You could take a look here for a detailed explanation.
It may also help to take a look at a trick used in plain C to implement some basic sort of exception handling. This entails using setjmp() and longjmp() in the following manner: the former saves the stack in order to mark the exception handler (like "catch"), while the latter is used to "throw" a value. The "thrown" value is seen as if it has been returned from a called function. The "try block" ends when setjmp() is called again or when the function returns.
This is defined in 15.1 Throwing an exception of the standard.
The throw creates a temporary object.
How the memory for this temporary object is allocated is unspecified.
After creation of the temporary object control is passed to the closest handler in the call stack. unwinding the stack between throw and catch point. As the stack is unwind any stack variables are destroyed in reverse order of creation.
Unless the exception is re-thrown the temporary is destroyed at the end of the handler where it was caught.
Note: If you catch by reference the reference will refer to the temporary, If you catch by value the temporary object is copied into the value (and thus requires a copy constructor).

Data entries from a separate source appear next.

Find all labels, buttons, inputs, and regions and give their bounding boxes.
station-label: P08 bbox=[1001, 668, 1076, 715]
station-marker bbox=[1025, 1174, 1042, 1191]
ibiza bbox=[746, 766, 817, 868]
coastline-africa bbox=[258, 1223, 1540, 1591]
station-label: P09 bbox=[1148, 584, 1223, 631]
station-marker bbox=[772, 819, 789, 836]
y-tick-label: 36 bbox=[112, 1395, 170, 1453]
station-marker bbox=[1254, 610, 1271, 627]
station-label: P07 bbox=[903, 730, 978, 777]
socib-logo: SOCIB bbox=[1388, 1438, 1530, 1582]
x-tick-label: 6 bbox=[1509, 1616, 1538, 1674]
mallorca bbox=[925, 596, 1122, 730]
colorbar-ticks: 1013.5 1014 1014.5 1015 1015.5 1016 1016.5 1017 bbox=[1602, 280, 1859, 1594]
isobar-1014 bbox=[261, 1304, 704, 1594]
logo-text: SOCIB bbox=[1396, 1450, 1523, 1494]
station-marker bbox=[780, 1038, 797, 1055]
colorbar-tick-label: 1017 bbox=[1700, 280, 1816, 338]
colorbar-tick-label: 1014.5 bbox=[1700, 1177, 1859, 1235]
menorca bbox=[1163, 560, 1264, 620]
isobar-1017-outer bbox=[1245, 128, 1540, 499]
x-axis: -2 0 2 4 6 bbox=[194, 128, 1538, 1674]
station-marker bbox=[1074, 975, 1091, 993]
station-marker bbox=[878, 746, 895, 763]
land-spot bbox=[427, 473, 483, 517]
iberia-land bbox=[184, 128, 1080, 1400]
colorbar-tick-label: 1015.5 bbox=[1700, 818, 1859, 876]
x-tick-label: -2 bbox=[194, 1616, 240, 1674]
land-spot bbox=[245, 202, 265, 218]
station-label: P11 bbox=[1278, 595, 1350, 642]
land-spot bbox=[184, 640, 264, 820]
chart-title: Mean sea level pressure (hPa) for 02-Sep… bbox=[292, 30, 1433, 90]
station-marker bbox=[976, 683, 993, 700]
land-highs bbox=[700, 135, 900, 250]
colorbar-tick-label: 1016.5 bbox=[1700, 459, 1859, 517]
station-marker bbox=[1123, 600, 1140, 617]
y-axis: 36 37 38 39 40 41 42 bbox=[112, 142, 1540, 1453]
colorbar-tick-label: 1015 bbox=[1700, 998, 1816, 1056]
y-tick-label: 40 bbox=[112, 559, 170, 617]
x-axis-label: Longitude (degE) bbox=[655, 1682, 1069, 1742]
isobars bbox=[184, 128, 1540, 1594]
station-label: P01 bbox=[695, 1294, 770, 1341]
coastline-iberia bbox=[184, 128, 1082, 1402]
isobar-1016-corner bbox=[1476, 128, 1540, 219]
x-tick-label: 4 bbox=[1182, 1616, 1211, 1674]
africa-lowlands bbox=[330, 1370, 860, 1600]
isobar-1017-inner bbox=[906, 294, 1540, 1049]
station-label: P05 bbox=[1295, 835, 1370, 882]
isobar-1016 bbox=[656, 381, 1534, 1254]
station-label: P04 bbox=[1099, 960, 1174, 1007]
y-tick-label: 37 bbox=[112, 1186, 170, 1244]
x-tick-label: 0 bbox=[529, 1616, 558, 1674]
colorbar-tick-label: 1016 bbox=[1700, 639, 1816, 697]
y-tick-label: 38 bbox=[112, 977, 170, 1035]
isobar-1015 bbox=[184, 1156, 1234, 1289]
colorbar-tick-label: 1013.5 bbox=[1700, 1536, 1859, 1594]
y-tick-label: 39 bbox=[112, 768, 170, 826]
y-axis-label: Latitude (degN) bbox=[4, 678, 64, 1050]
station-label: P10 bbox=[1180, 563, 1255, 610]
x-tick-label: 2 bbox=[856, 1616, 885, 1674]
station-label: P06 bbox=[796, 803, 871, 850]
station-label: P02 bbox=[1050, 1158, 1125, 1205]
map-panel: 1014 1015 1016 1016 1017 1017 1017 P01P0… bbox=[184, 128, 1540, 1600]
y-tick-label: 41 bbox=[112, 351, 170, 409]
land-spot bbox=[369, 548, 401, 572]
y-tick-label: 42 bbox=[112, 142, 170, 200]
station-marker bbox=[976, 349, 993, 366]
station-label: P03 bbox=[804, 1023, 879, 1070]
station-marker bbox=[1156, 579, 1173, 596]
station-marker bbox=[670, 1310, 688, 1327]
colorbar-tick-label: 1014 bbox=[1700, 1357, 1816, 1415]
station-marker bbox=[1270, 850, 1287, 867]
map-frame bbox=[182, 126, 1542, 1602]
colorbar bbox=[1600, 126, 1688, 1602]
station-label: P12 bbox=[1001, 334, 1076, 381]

Implementations may differ, but there are some basic ideas that follow from requirements.
The exception object itself is an object created in one function, destroyed in a caller thereof. Hence, it's typically not feasible to create the object on the stack. On the other hand, many exception objects are not very big. Ergo, one can create e.g a 32 byte buffer and overflow to heap if a bigger exception object is actually needed.
As for the actual transfer of control, two strategies exist. One is to record enough information in the stack itself to unwind the stack. This is basically a list of destructors to run and exception handlers that might catch the exception. When an exception happens, run back the stack executing those destructors until you find a matching catch.
The second strategy moves this information into tables outside the stack. Now, when an exception occurs, the call stack is used to find out which scopes are entered but not exited. Those are then looked up in the static tables to determine where the thrown exception will be handled, and which destructors run in between. This means there is less exception overhead on the stack; return addresses are needed anyway. The tables are extra data, but the compiler can put them in a demand-loaded segment of the program.